O ingrediente com maior custo, na verdade, é o conhecimento: ou seja, saber como criar os melhores modelos matemáticos de forma a obter o melhor valor possível a partir dos dados em bruto.
É esta poderosa combinação entre os dados de satélite, recolha in-situ e modelos matemáticos que traz grandes oportunidades para as empresas tecnológicas portuguesas que colaboram com as universidades que estão a desenvolver investigação nestas áreas. E tanto assim é que uma boa parte destas empresas são efectivamente spin-offs dessas mesmas universidades.
Da escala global aos problemas locais
Para estas empresas, as oportunidades derivam da forma como os dados são recolhidos e, ao mesmo tempo, da forma como são aplicados no terreno.
Hoje dispomos de dados à escala oceânica global que, como tal, têm necessariamente baixa resolução. Contudo, fornecem as condições de fronteira para modelos de maior resolução, de escala regional; e, por seu lado, estes fornecem depois condições de fronteira para modelos de escala local, num processo de zooming idêntico ao que se faz em fotografia.
É este refinamento da informação que permite resolver problemas em várias escalas – oceânica, regional e local. Os modelos de escala oceânica são os mesmos para todos os países que partilham um oceano; como tal devem ser desenvolvidos à escala de um continente. Cabe assim às empresas que estão a desenvolver valor sobre estes dados a concretização deste zooming de forma a criar produtos e soluções específicas para cada indústria, sector e/ou região.
Na Europa, os dados – de satélite e outros – e um modelo de previsão à escala global são fornecidos pelo serviço europeu de monitorização do ambiente marinho Copernicus (CMEMS) através da Mercator Ocean, empresa francesa que tem um Acordo de Delegação com a Comissão Europeia para a implementação e gestão do CMEMS. Entre nós, foi já desenvolvida a tecnologia necessária ao downscaling destes produtos à escala regional e local (www.mohid.com) que está a ser usada em Portugal e noutros países.

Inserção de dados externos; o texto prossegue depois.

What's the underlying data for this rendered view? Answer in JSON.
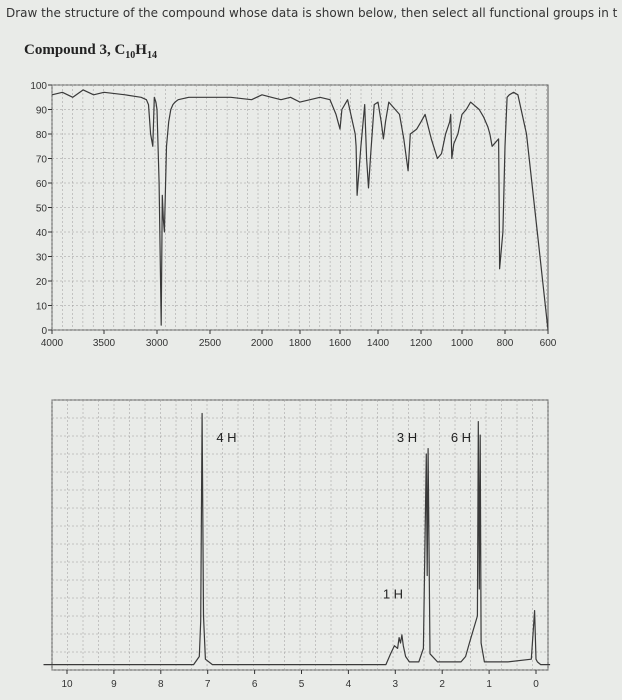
{
  "prompt": "Draw the structure of the compound whose data is shown below, then select all functional groups in the correct stru",
  "compound": {
    "name": "Compound 3, ",
    "c": "C",
    "c_count": "10",
    "h": "H",
    "h_count": "14"
  },
  "colors": {
    "background": "#e9ebe8",
    "grid": "#9a9a9a",
    "trace": "#3a3a3a",
    "frame": "#555555"
  },
  "chart_data": [
    {
      "type": "line",
      "title": "",
      "xlabel": "",
      "ylabel": "",
      "xlim": [
        4000,
        600
      ],
      "ylim": [
        0,
        100
      ],
      "x_ticks": [
        "4000",
        "3500",
        "3000",
        "2500",
        "2000",
        "1800",
        "1600",
        "1400",
        "1200",
        "1000",
        "800",
        "600"
      ],
      "x_tick_values": [
        4000,
        3500,
        3000,
        2500,
        2000,
        1800,
        1600,
        1400,
        1200,
        1000,
        800,
        600
      ],
      "y_ticks": [
        "0",
        "10",
        "20",
        "30",
        "40",
        "50",
        "60",
        "70",
        "80",
        "90",
        "100"
      ],
      "y_tick_values": [
        0,
        10,
        20,
        30,
        40,
        50,
        60,
        70,
        80,
        90,
        100
      ],
      "series": [
        {
          "x": [
            4000,
            3900,
            3800,
            3700,
            3600,
            3500,
            3300,
            3150,
            3100,
            3080,
            3060,
            3040,
            3025,
            3010,
            3000,
            2980,
            2960,
            2950,
            2940,
            2930,
            2910,
            2890,
            2870,
            2850,
            2830,
            2800,
            2700,
            2500,
            2300,
            2100,
            2000,
            1950,
            1900,
            1850,
            1800,
            1700,
            1650,
            1620,
            1610,
            1600,
            1590,
            1560,
            1520,
            1515,
            1510,
            1500,
            1490,
            1470,
            1460,
            1450,
            1440,
            1420,
            1400,
            1385,
            1375,
            1365,
            1350,
            1300,
            1280,
            1260,
            1250,
            1220,
            1200,
            1180,
            1150,
            1120,
            1100,
            1080,
            1060,
            1055,
            1050,
            1040,
            1020,
            1000,
            980,
            960,
            920,
            900,
            880,
            870,
            860,
            850,
            830,
            828,
            825,
            820,
            810,
            800,
            790,
            780,
            760,
            740,
            700,
            650,
            600
          ],
          "y": [
            96,
            97,
            95,
            98,
            96,
            97,
            96,
            95,
            94,
            92,
            80,
            75,
            95,
            93,
            90,
            60,
            2,
            55,
            45,
            40,
            75,
            85,
            90,
            92,
            93,
            94,
            95,
            95,
            95,
            94,
            96,
            95,
            94,
            95,
            93,
            95,
            94,
            88,
            85,
            82,
            90,
            94,
            80,
            75,
            55,
            65,
            75,
            92,
            70,
            58,
            70,
            92,
            93,
            85,
            78,
            85,
            93,
            88,
            78,
            65,
            80,
            82,
            85,
            88,
            78,
            70,
            72,
            80,
            85,
            88,
            70,
            76,
            80,
            88,
            90,
            93,
            90,
            87,
            83,
            80,
            75,
            76,
            78,
            60,
            25,
            30,
            40,
            75,
            95,
            96,
            97,
            96,
            80,
            40,
            0
          ]
        }
      ],
      "annotations": [],
      "grid": true
    },
    {
      "type": "line",
      "title": "",
      "xlabel": "",
      "ylabel": "",
      "xlim": [
        10.5,
        -0.3
      ],
      "ylim": [
        0,
        100
      ],
      "x_ticks": [
        "10",
        "9",
        "8",
        "7",
        "6",
        "5",
        "4",
        "3",
        "2",
        "1",
        "0"
      ],
      "x_tick_values": [
        10,
        9,
        8,
        7,
        6,
        5,
        4,
        3,
        2,
        1,
        0
      ],
      "series": [
        {
          "x": [
            10.5,
            9,
            7.3,
            7.18,
            7.15,
            7.12,
            7.09,
            7.05,
            6.9,
            5,
            4,
            3.2,
            3.1,
            3.02,
            2.95,
            2.92,
            2.89,
            2.86,
            2.83,
            2.78,
            2.7,
            2.5,
            2.4,
            2.34,
            2.32,
            2.3,
            2.26,
            2.1,
            1.6,
            1.5,
            1.42,
            1.25,
            1.23,
            1.21,
            1.19,
            1.17,
            1.1,
            0.6,
            0.1,
            0.03,
            0,
            -0.03,
            -0.1,
            -0.3
          ],
          "y": [
            2,
            2,
            2,
            5,
            18,
            95,
            20,
            4,
            2,
            2,
            2,
            2,
            6,
            9,
            8,
            12,
            10,
            13,
            9,
            5,
            3,
            3,
            8,
            80,
            35,
            82,
            6,
            3,
            3,
            5,
            10,
            20,
            92,
            30,
            87,
            10,
            3,
            3,
            4,
            22,
            4,
            3,
            2,
            2
          ]
        }
      ],
      "annotations": [
        {
          "text": "4 H",
          "x": 6.6,
          "y": 86
        },
        {
          "text": "3 H",
          "x": 2.75,
          "y": 86
        },
        {
          "text": "6 H",
          "x": 1.6,
          "y": 86
        },
        {
          "text": "1 H",
          "x": 3.05,
          "y": 28
        }
      ],
      "grid": true
    }
  ]
}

O MOHID é um modelo matemático de domínio público e código aberto utilizado em mais de 40 países. O grupo de desenvolvimento recolhe benefícios desta utilização aberta através da construção e promoção da imagem do modelo e por intermédio de projectos desenvolvidos em conjunto.
Anualmente são organizados quatro a cinco cursos sobre o modelo (para 2016 estão já calendarizados dois cursos, um na Costa Rica e outro na Argentina) com utilizadores espalhados por todo o mundo – os países com mais utilizadores são o Brasil, a Espanha e a França; já a Coreia do Sul tem o mais importante utilizador institucional (o KORDI), que utiliza o modelo como uma das componentes do seu sistema de previsão e gestão emergências no mar.

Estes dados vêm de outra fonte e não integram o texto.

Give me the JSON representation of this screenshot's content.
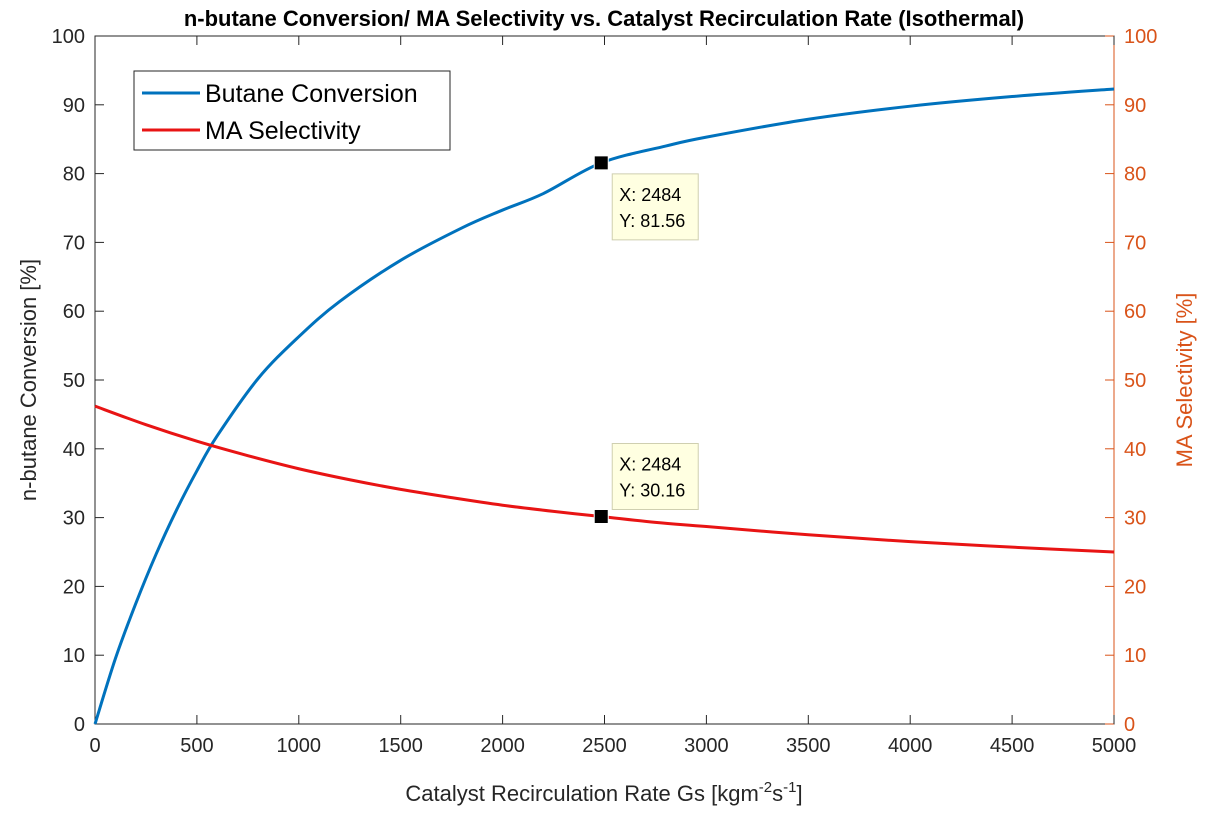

Ainda na lógica da promoção da prestação de serviços à escala local inseridos num sistema de downscaling, serão iniciados mais dois projectos em 2016: a plataforma “+Atlântico”, financiada pela FCT e que pretende promover a cooperação entre Portugal, os Estados Unidos, a América Latina (com ênfase para o Brasil) e a costa ocidental de África; e o projecto MARPOCS, financiado pela União Europeia, que envolve Portugal, Espanha, França e Marrocos e que tem como objectivo a criação de um sistema conjunto de resposta a situações de emergência.

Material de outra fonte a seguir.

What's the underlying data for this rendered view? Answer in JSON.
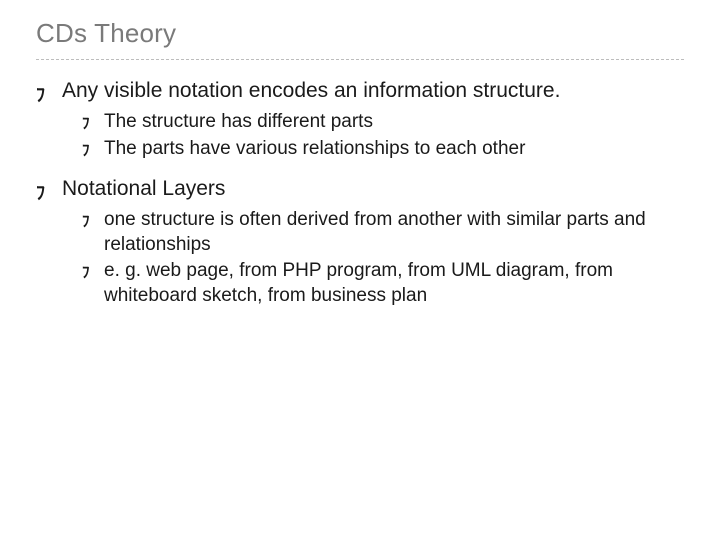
{
  "title": "CDs Theory",
  "title_color": "#7a7a7a",
  "title_fontsize": 26,
  "divider_color": "#bdbdbd",
  "body_color": "#1a1a1a",
  "lvl1_fontsize": 21,
  "lvl2_fontsize": 19,
  "bullet_glyph": "ﾌ",
  "items": [
    {
      "text": "Any visible notation encodes an information structure.",
      "sub": [
        {
          "text": "The structure has different parts"
        },
        {
          "text": "The parts have various relationships to each other"
        }
      ]
    },
    {
      "text": "Notational Layers",
      "sub": [
        {
          "text": "one structure is often derived from another with similar parts and relationships"
        },
        {
          "text": "e. g. web page, from PHP program, from UML diagram, from whiteboard sketch, from business plan"
        }
      ]
    }
  ]
}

Todas estas iniciativas e projectos, que podemos enquadrar como fazendo parte da chamada Economia do Mar, só são possíveis através desta “tempestade perfeita” formada pela confluência entre a recolha de dados de satélite e os modelos matemáticos, mas também entre o valor criado nas universidades e transferido para a sociedade através de empresas de âmbito local mas com ambição global.